For the real-world scenario, we incorporate processes that affect dog captures, and therefore the actual number of ABC surgeries per month. Capture effort heterogeneity is an important factor influencing the number of dogs captured for the ABC program. While planning dog population management strategies, it is often assumed that all dogs are catchable. However, in the real world, the capture effort, and therefore the capture efficiency, varies between dogs. Some dogs are easy to capture (cooperative reference persons, friendly community-owned dogs accustomed to handling), while others require additional effort and time (capture using nets, cages, chemical immobilization). Based on FRD capture data from rural as well as urban sites39 (Vanak unpublished data), we estimated that 40% dogs in free-ranging dog populations are easy to capture while 60% require additional effort than what is normally deployed by the dog catching team. To incorporate capture effort heterogeneity in the model, we have included a dog state variable ‘catchability’. A non-zero catchability between 1 and 100 is randomly assigned to each dog in the model population. Dogs with catchability > 60 have a capture probability of 1 (readily accessible with standard catch effort), dogs with catchability between 30 and 60 have a capture probability of 0.67 (require 50% more effort than standard catch effort), and dogs with catchability below 30 have a capture probability of 0.5 (require 100% more effort than standard catch effort). The proportion of unneutered dogs that are catchable during a time step is determined as follows:

Proportion of unneutered catchable dogs = {(Number of unneutered dogs with catchability > 60 * 1) + (Number of unneutered dogs with catchability between 30 and 60 * 0.67) + (Number of unneutered dogs with catchability < 30 * 0.5)}/Total dogs.

The monthly ABC target is scaled using the proportion of unneutered catchable dogs.

For the real world scenario, it is also possible to designate a proportion of the dog population as inaccessible (using the slider ‘piad’).

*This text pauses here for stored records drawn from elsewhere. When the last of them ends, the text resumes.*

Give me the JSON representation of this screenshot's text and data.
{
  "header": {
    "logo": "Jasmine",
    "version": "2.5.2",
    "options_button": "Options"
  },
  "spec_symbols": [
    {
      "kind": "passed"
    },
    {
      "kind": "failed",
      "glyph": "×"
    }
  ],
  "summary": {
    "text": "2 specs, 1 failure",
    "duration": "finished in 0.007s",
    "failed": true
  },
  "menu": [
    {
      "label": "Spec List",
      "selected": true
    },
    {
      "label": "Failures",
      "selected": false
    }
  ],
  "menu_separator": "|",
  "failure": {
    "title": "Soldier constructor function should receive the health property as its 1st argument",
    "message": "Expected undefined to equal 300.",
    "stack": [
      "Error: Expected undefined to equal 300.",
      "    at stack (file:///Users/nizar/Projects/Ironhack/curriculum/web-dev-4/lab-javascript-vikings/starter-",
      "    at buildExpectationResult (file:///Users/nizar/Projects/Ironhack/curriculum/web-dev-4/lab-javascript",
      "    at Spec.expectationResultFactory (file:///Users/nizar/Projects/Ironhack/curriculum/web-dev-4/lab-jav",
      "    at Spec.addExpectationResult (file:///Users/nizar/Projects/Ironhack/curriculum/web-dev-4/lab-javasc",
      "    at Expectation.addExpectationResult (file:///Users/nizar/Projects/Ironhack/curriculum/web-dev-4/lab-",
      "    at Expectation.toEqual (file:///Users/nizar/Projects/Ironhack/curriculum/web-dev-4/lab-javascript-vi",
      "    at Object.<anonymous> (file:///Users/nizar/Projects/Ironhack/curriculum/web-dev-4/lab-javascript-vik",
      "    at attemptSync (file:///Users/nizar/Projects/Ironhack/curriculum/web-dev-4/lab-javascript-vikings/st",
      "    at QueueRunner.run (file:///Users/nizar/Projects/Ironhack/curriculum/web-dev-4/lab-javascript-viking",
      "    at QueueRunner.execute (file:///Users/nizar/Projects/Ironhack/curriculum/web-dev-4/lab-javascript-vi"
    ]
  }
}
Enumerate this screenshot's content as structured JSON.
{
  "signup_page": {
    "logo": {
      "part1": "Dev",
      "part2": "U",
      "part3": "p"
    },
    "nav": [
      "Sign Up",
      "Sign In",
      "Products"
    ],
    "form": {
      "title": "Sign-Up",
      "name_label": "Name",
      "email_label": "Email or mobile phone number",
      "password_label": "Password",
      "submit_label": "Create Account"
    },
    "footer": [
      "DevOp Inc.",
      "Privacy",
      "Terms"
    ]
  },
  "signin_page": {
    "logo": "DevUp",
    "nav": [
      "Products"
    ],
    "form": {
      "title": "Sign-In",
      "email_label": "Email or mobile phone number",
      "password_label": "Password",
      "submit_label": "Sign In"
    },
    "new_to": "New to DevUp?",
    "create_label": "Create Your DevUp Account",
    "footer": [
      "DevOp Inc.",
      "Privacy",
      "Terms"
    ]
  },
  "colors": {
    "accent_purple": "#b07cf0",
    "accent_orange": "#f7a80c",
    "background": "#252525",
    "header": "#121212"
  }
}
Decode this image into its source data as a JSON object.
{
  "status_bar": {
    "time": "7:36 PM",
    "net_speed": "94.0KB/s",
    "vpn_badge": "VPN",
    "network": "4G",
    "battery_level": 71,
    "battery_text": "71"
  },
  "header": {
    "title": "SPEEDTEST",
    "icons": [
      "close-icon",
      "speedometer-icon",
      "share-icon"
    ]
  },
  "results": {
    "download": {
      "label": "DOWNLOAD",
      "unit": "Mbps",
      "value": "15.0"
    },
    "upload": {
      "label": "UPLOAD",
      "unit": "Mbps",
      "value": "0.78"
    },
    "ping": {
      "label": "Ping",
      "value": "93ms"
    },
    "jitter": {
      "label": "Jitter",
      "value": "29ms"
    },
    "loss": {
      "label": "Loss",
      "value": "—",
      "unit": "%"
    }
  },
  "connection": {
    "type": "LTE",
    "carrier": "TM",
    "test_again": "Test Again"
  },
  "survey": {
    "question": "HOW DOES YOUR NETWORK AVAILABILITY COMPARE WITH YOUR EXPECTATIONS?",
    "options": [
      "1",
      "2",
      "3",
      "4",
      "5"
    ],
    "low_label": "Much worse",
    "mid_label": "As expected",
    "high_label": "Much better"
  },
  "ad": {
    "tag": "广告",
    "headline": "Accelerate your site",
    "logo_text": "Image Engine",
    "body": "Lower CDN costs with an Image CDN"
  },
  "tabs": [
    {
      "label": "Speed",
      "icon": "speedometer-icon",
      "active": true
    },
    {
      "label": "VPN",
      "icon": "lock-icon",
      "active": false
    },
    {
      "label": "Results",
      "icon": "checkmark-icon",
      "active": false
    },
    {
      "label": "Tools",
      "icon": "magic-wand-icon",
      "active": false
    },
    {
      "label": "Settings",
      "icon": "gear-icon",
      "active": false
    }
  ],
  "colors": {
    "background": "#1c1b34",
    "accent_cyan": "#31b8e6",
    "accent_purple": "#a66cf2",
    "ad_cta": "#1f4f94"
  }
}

Owned, free-ranging dogs protected by their owners from the dog catching team or truly feral dogs fall in this category. Inaccessible dogs remain intact and unvaccinated throughout the simulation.

The desired target for the ABC program can be set using slider ‘target-reduction’ (the desired reduction expressed as percent of the initial population). A post-target ABC rate can also be specified (set using slider: followup-abc-rate)—this rate is implemented if the desired reduction in dog population is achieved before the ABC program duration is completed. All sterilized dogs are vaccinated against rabies, and the duration of immunity is set at 12 months.